The high glucose uptake in S phase by cells has been attributed to the high demand for nutrients and energy for synthesizing deoxynucleotides, DNA and histones28. For example, the uptake of 2-deoxy-D-[3H]glucose ([3H]DG) by transformed lymphocytes (IM9) is more than doubled during the S phase but, in G2 phase, it returns to the basal level of G1 phase28. The authors postulated that high [3H]DG uptake in IM9 cells was due to high demand for nutrients for synthesizing deoxynucleotides, DNA and histones - the materials required for cell replication28. However, recent studies demonstrated that the energy required for the synthesis of new materials in preparing for replication is much smaller than the energy required for normal cell operation29,30. It was also shown that carbon mass in cells is mostly derived from other amino acids rather than glucose31. Considering these observations, it is not clear why the cells in S phase take up twice more glucose than the cells in gap phases. On the other hand, the linearity between cells’ growth rate and their size is well established32,33,34. In our previous study, we showed that the growth rate increases almost linearly until the dry mass reaches a critical size35. Considering that cellular growth is an energy-demanding process and glucose is a major source of energy, it seems evident that the large cells in the later phases of the cell cycle (i.e., S, G2 or M) take up more energy than the small cells in early phases (i.e., G0, G1). This is also in agreement with the observation, made with bulk measurements using cell synchronization and liquid scintillation counting, that HeLa S3 cells take up more [18F]FDG in both the S and G2/M phases than in G1 phase36,37,38.
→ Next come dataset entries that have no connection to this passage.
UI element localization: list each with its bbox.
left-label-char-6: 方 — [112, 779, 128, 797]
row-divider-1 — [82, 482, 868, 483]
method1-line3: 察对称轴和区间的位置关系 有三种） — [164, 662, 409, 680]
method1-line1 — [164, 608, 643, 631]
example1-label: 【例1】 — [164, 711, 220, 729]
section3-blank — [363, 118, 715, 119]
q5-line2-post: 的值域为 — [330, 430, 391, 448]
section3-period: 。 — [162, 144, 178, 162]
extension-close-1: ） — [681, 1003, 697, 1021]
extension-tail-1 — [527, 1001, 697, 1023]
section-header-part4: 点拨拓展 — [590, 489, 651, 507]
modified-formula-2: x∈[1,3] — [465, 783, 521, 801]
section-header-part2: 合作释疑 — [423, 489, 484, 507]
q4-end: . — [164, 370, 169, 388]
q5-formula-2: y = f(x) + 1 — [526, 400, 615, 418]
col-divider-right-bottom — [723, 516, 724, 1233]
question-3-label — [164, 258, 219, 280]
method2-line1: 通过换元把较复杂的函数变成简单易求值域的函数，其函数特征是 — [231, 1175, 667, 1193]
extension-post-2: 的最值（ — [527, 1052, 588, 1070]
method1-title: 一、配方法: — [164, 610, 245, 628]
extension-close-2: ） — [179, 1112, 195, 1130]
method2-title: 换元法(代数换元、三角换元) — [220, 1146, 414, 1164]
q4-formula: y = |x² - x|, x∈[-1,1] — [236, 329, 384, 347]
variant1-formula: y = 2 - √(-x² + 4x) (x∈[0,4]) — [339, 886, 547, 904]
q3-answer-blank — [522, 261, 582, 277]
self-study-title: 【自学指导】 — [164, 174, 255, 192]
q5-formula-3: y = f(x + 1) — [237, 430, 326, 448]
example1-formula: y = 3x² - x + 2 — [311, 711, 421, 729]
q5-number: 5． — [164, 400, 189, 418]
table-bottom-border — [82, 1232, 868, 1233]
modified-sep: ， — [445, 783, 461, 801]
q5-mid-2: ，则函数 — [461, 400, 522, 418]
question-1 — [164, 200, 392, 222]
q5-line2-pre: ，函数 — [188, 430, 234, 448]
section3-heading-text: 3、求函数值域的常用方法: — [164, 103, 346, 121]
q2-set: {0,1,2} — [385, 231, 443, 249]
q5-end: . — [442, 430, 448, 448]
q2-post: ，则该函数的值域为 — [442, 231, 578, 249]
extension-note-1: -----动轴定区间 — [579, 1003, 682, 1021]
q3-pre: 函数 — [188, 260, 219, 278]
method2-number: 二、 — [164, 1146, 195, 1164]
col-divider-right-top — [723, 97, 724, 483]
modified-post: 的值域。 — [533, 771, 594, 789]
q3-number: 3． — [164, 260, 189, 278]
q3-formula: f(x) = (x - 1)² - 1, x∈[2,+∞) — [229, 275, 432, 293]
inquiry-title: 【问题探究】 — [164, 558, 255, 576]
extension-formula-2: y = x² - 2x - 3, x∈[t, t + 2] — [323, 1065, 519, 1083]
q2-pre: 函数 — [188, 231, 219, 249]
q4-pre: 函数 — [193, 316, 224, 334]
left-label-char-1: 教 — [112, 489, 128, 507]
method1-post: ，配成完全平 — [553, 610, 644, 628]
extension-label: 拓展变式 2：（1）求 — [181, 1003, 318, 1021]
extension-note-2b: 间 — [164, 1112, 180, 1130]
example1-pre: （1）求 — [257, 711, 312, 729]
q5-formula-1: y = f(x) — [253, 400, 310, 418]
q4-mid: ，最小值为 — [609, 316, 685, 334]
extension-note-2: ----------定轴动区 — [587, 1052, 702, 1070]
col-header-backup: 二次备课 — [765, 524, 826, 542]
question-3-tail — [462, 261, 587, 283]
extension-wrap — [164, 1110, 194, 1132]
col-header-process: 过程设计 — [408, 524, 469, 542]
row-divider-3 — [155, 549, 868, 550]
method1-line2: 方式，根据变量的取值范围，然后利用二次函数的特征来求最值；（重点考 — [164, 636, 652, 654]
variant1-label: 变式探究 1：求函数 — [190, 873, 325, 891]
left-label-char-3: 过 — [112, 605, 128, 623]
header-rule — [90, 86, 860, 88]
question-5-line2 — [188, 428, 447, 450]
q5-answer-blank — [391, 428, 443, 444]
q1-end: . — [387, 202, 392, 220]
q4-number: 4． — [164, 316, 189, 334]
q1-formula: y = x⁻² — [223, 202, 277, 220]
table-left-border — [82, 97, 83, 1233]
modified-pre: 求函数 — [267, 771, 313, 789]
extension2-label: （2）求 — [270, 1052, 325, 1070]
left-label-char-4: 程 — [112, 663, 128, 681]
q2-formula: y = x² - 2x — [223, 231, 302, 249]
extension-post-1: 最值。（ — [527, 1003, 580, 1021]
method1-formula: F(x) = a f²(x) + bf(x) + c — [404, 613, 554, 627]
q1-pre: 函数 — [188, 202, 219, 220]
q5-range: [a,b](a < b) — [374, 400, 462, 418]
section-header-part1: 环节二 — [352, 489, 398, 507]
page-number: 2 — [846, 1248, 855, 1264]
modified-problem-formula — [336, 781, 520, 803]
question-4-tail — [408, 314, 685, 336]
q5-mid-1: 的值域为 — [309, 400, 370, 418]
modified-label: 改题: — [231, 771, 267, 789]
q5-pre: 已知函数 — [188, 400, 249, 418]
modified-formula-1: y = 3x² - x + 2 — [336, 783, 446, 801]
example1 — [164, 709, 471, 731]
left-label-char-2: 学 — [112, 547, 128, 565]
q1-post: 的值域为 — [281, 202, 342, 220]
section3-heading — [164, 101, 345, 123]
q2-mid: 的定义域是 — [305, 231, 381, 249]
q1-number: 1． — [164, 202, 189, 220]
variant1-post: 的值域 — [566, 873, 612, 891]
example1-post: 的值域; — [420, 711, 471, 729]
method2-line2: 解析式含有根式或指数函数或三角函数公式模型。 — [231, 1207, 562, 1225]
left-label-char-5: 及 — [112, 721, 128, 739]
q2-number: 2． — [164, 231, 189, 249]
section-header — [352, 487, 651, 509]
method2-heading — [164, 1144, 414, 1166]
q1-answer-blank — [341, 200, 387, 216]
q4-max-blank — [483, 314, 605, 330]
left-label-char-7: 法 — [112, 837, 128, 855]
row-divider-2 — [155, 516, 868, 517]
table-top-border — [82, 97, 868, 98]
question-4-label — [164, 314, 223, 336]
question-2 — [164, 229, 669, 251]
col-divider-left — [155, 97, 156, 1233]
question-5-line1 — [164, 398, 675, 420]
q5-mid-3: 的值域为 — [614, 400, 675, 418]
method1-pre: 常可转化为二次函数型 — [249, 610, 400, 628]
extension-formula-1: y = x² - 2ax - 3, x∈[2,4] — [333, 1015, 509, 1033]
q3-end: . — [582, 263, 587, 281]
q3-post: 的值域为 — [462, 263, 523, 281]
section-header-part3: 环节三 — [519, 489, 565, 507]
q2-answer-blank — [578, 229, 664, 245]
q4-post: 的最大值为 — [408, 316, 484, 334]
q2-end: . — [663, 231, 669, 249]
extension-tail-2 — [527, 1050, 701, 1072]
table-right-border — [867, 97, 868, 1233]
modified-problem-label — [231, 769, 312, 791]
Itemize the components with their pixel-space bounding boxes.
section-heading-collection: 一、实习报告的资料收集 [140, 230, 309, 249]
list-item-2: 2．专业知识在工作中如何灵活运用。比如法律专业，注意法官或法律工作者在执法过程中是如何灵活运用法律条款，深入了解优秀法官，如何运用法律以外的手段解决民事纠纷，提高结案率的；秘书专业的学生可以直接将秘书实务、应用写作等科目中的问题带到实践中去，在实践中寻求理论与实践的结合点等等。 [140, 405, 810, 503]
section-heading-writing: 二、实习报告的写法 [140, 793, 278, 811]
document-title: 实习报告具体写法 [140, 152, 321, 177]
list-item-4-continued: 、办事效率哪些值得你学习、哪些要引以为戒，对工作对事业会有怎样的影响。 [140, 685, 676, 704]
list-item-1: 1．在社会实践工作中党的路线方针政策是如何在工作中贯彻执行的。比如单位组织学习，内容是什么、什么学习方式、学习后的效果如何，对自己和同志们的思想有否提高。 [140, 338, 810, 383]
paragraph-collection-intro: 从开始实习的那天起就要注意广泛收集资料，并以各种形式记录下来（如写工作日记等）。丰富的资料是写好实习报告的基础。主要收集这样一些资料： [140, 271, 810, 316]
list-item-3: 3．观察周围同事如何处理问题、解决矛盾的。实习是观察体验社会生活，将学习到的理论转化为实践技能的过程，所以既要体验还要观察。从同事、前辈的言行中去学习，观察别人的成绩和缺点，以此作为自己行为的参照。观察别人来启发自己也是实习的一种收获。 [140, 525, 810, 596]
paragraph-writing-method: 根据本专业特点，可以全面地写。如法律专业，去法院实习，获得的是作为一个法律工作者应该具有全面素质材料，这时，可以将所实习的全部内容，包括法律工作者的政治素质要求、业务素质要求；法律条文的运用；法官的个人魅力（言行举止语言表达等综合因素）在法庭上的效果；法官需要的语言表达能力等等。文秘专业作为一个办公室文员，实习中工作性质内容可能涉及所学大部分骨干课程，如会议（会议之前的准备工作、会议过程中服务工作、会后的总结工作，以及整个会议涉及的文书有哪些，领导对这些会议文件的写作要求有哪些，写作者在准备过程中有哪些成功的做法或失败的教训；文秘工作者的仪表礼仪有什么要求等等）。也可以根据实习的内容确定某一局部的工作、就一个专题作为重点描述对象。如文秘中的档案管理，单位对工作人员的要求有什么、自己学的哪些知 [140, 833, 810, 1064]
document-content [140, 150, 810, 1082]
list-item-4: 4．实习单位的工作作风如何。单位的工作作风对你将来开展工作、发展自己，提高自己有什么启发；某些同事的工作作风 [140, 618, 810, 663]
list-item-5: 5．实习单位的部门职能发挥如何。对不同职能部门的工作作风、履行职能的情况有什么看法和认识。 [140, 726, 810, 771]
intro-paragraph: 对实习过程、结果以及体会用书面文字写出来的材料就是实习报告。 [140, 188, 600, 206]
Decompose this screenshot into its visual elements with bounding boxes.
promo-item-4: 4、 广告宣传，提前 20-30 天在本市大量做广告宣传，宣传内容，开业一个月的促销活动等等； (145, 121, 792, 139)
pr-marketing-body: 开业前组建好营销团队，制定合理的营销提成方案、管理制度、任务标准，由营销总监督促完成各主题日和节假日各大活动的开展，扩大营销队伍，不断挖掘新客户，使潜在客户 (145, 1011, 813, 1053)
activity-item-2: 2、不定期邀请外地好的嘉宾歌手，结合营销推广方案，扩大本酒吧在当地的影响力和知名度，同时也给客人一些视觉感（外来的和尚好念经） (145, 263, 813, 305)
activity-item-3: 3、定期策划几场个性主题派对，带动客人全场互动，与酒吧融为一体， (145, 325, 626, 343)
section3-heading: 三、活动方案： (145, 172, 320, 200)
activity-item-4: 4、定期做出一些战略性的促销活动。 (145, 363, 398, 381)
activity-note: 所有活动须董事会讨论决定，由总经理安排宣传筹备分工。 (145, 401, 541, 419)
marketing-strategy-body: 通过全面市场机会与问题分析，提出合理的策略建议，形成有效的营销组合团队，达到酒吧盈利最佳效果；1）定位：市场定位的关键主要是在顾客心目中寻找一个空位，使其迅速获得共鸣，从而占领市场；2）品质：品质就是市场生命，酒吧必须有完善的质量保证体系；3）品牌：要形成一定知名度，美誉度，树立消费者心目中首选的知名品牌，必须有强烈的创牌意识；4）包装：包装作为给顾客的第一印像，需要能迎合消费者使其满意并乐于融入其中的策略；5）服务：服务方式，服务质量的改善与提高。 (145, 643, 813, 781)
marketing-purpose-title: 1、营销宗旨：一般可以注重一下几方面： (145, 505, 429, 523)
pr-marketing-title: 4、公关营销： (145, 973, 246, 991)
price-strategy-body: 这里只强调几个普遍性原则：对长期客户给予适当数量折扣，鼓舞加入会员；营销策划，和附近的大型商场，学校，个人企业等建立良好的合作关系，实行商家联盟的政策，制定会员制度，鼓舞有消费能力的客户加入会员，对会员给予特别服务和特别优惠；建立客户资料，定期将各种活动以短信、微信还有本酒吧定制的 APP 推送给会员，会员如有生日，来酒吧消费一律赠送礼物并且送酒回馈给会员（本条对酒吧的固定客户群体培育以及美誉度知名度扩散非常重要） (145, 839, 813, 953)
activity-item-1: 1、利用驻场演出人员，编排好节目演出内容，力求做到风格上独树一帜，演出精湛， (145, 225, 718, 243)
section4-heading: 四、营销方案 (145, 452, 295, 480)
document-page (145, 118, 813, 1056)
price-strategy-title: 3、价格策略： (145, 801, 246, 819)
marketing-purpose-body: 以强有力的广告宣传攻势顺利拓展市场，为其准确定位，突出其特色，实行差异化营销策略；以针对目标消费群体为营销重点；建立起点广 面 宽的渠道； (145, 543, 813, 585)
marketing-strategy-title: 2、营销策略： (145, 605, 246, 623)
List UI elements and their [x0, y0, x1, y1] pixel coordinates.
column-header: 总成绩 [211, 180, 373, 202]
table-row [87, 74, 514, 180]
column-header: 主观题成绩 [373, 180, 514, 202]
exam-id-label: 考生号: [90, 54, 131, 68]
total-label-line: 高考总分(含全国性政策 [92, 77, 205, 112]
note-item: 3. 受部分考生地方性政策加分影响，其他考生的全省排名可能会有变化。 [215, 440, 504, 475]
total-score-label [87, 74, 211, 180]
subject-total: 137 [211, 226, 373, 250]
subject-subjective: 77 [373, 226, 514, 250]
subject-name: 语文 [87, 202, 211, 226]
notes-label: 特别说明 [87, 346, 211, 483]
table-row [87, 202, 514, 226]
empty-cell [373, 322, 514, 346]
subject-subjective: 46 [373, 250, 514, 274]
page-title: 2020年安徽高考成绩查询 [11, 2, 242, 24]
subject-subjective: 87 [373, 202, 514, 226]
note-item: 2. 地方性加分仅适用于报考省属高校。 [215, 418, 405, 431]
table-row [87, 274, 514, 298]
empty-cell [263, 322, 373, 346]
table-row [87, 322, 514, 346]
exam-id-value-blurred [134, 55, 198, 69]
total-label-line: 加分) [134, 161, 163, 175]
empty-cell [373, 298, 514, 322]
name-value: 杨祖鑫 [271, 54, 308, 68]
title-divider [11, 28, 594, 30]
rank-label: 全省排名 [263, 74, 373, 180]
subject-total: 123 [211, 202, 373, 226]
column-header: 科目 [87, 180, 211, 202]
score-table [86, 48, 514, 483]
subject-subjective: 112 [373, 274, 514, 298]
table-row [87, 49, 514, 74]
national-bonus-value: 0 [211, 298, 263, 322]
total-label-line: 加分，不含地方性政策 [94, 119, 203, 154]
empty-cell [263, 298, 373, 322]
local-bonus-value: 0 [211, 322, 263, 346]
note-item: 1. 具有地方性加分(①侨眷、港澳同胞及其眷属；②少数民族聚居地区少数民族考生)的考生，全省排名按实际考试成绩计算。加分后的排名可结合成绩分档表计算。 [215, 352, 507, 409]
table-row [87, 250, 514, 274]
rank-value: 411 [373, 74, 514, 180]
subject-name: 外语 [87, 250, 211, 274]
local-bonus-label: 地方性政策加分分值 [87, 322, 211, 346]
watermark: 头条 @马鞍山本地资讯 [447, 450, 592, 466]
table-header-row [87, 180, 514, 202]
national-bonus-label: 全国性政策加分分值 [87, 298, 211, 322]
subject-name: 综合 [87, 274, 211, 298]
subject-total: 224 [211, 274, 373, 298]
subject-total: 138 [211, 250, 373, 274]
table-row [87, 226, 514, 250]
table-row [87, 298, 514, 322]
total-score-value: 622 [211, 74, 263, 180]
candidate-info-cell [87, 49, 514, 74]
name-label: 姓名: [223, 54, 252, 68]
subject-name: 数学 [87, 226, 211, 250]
The high [18F]FDG uptake by S, G2 or M cells indicates a positive correlation between FDG uptake and PI, the proportion of cells in the S, G2 or M phase. This has been confirmed in in vivo studies on human head and neck tumors36,39 and human glioma cancer40, but not on human lung cancer40. Such lack of consensus is also seen in in vitro studies. For example, [18F]FDG uptake was found to be correlated to PI in two human (SK-MEL 23 and G361) and murine (B16) melanoma cell lines, but not in SK-MEL 24 human melanoma cells41. Different trends were observed among three squamous-cell carcinoma cell lines; [18F]FDG uptake was found to be correlated with PI in UT-SCC-5 cells but not in UT-SCC-1A or UT-SCC-9 cells42. An inverse correlation was observed between PI and [3H]FDG uptake for a human ovarian adenocarcinoma cell line (HTB77IP3)43. Such mixed observations may be due to wide biological variations in animals and humans, particularly gene polymorphisms and environmental diversities among human populations. Single-cell radiography in tandem with various functional imaging will provide new insight into cell-level uptake of radiopharmaceuticals. This tool will help resolve confounding observations obtained with existing imaging methods and develop new radiopharmaceuticals and imaging protocols for use in clinical applications.

Summary and Conclusion

In this paper, we have designed and built a multi-modal radiography platform that can measure the uptake of radionuclides, the cell dry mass, and the cell cycle at the single-cell level. Using this system, we have shown that HeLa cells have higher [18F]FDG uptake in the S, G2 or M phases than in the G1 phase, which confirms, at the single-cell, a positive correlation between [18F]FDG uptake and PI. We have also found a linear relationship between [18F]FDG uptake and cellular dry mass in HeLa cells, which suggests dry mass variation as a possible mechanism for cell cycle dependence of FDG uptake. In PET, the preferential uptake of glucose by cancerous tissues has been related to their proliferative nature, and thus the prognosis of the disease. The relationship between the two, however, has not been firmly established. Studies with this new imaging platform using various cultured and biopsied cells will provide a better understanding of the cellular mechanism that mediate FDG uptake. These findings could help improve the ability of clinicians to make accurate diagnoses and prognoses on the basis of FDG-PET scans.